We leave our room and go back to the birthing rooms. The professionals at Taulí Hospital reassure me and calm me down. As matter of fact, I am very satisfied with the follow-up that they've done in the past four months. New tests. Estel is in the right position upside down, but Ona is crosswise. In the end it'll be a C-section. In no time we sign the documents and I am taken to the operation theatre. I realise that I barely take farewell from Jordi, my husband. I'm not aware of the moment. Right now, I am only aware that I have never been in an operation theatre. But I also know that when I leave it, I will never be the same again.

17 d’oct. 2011

"If I could have ONE whole day to myself, I would..."


(This post has been inspired by @BritMums personal blogging prompt. It's been real fun!)

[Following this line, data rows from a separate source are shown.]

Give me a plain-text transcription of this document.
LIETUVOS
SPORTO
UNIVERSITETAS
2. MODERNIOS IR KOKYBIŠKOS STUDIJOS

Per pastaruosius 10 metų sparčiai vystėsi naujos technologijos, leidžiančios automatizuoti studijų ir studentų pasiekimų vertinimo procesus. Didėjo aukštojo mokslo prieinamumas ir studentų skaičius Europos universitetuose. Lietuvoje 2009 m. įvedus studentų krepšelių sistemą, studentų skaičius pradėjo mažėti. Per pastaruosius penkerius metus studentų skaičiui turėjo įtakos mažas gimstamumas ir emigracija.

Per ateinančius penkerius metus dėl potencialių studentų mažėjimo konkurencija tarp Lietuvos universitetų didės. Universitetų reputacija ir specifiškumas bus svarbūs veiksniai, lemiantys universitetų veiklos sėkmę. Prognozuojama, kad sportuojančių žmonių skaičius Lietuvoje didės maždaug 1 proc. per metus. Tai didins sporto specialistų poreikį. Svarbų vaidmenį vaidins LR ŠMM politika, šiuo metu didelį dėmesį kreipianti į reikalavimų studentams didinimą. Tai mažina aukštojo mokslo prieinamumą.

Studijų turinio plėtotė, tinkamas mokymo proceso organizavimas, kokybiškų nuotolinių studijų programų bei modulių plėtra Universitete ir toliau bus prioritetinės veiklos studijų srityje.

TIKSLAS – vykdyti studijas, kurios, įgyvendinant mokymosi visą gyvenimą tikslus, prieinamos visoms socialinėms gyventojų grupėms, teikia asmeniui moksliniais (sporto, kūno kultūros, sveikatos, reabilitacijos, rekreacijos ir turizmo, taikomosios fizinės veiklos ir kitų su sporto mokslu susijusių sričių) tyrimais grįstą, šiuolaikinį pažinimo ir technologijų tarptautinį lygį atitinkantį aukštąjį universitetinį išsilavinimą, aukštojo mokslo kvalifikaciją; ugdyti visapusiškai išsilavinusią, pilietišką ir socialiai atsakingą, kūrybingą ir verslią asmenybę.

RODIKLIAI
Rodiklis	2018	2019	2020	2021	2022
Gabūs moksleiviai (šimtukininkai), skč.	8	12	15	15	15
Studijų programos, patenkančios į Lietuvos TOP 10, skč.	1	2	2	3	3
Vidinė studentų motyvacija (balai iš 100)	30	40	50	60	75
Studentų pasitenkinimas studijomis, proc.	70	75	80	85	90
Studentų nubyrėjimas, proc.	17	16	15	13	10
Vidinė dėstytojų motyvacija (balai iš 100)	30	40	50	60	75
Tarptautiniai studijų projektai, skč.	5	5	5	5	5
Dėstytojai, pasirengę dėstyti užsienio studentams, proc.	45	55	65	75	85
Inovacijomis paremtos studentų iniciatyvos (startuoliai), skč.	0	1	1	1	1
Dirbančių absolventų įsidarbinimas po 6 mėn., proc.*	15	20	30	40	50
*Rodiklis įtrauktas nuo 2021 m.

If I could have one whole day to myself, I would… wake up at 10am. I would buy a newspaper, walk into a café and have a wonderful coffee and a chocolate muffin…

Wait, no no no no no no …

If I could have one whole day to myself, I would start it at gym, doing some exercises and swimming a little bit (just to prove that I am paying the fee) and feeling very well ‘cause I am (finally) and sportive woman.

Wait, no no no no no…

I would call a good friend and we would spent the whole morning doing a shopathon. Oh yes, that would be great!. Trying on clothes (not in a rush and not just one) without shouting: “Don’t touch this”.

Wait, no… much better.

I would call my Wellness Centre (mine? I haven’t been there for three years. Sure they have even erased my name!) and I would make an appointment. Massages, natural therapies, manicure… The most expensive pack they have. After all, you don’t have such a lovely day… every single day.

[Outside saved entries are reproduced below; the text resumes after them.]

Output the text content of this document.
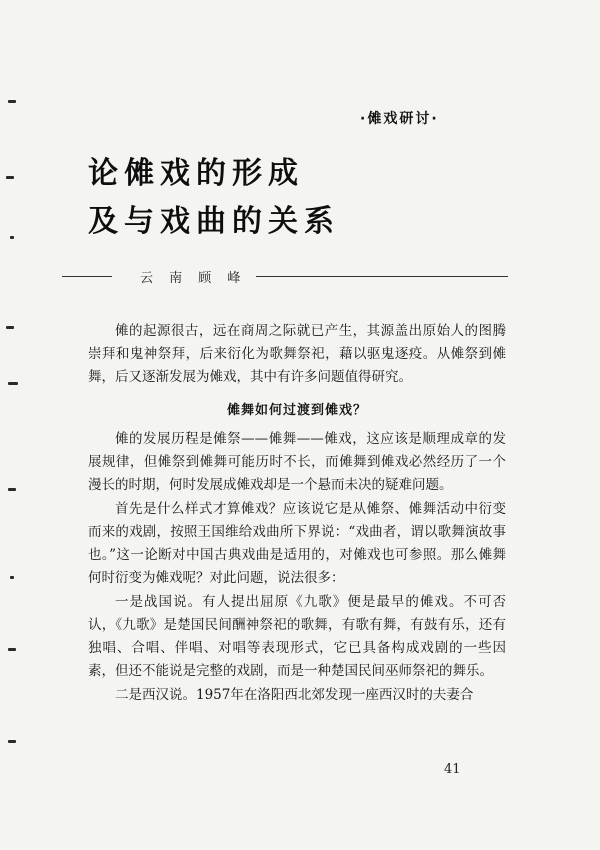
·傩戏研讨·
论傩戏的形成
及与戏曲的关系
云 南 顾 峰

傩的起源很古，远在商周之际就已产生，其源盖出原始人的图腾崇拜和鬼神祭拜，后来衍化为歌舞祭祀，藉以驱鬼逐疫。从傩祭到傩舞，后又逐渐发展为傩戏，其中有许多问题值得研究。

傩舞如何过渡到傩戏？

傩的发展历程是傩祭——傩舞——傩戏，这应该是顺理成章的发展规律，但傩祭到傩舞可能历时不长，而傩舞到傩戏必然经历了一个漫长的时期，何时发展成傩戏却是一个悬而未决的疑难问题。

首先是什么样式才算傩戏？应该说它是从傩祭、傩舞活动中衍变而来的戏剧，按照王国维给戏曲所下界说：“戏曲者，谓以歌舞演故事也。”这一论断对中国古典戏曲是适用的，对傩戏也可参照。那么傩舞何时衍变为傩戏呢？对此问题，说法很多：

一是战国说。有人提出屈原《九歌》便是最早的傩戏。不可否认，《九歌》是楚国民间酬神祭祀的歌舞，有歌有舞，有鼓有乐，还有独唱、合唱、伴唱、对唱等表现形式，它已具备构成戏剧的一些因素，但还不能说是完整的戏剧，而是一种楚国民间巫师祭祀的舞乐。

二是西汉说。1957年在洛阳西北郊发现一座西汉时的夫妻合

41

But just thinking about it… Wait!.

I know one thing I don’t want to do. No cooking today. So I would try a nice restaurant, for sure. And I would love as well some time to read peacefully. And I would be great to make the photo album early in the afternoon and not just before midnight.

Wait, no, I have another idea!


 
Excuse me, what does it mean that my free day is OVER? :(

13 d’oct. 2011

The truth about prenatal classes

The midwife that was assigned to us at the primary health centre was lovely.
I felt that I could trust her. What a pity that she got changed a few weeks after and her replacement... to be honest, it was as if I had no midwife at all. I would like to think that a midwife is a person who orients you, resolves your doubts and answers questions which might seem absurd but which you find crucial at that moment, when you haven't got a clue about a thing. But it wasn't exactly like that despite the fact that I was making the effort to take prenatal classes seriously. I thought that they would provide me with useful knowledge and that I would learn some exercises to reduce the swelling of my hands (I'd had enough of having them in salt and water). The very first class did seem that it was going to be useful... later to find out that every class was the same and did not provide me with anything interesting. (By the way, I went through the same experience with postnatal classes). What's more, I always found myself in a bind whenever the midwife explained anything because I had to ask again and again: "Excuse me, and when it's twins... How do you go about doing this? Or what is the best way for me to organise this?". And it was tiresome, because strangely enough, there was only a pair of twins in that class.  Mine.

So... why continue attending these classes (which were a major effort because the bump made it hard for me to go from home to the primary health clinic and I got extremely tired)? Basically because they helped create the most useful social network in the whole system. Getting to know a group of great women who were all pregnant at the same time and who gradually gave birth one after the other. I ran into some of them in postnatal classes. Now we still meet up with a group of moms and we still share the most valuable information. In fact, it was the only positive outcome form having that midwife. As I could not compare I didn't know if she was good or bad at her job, but I felt that I was not getting anything from her. It wasn't until the night of the 14th of December 2008 that I could confirm this hunch. It turns out that everybody knew her at the hospital once I told them which primary health clinic I came from. Gosh, how lucky I was, wasn't I?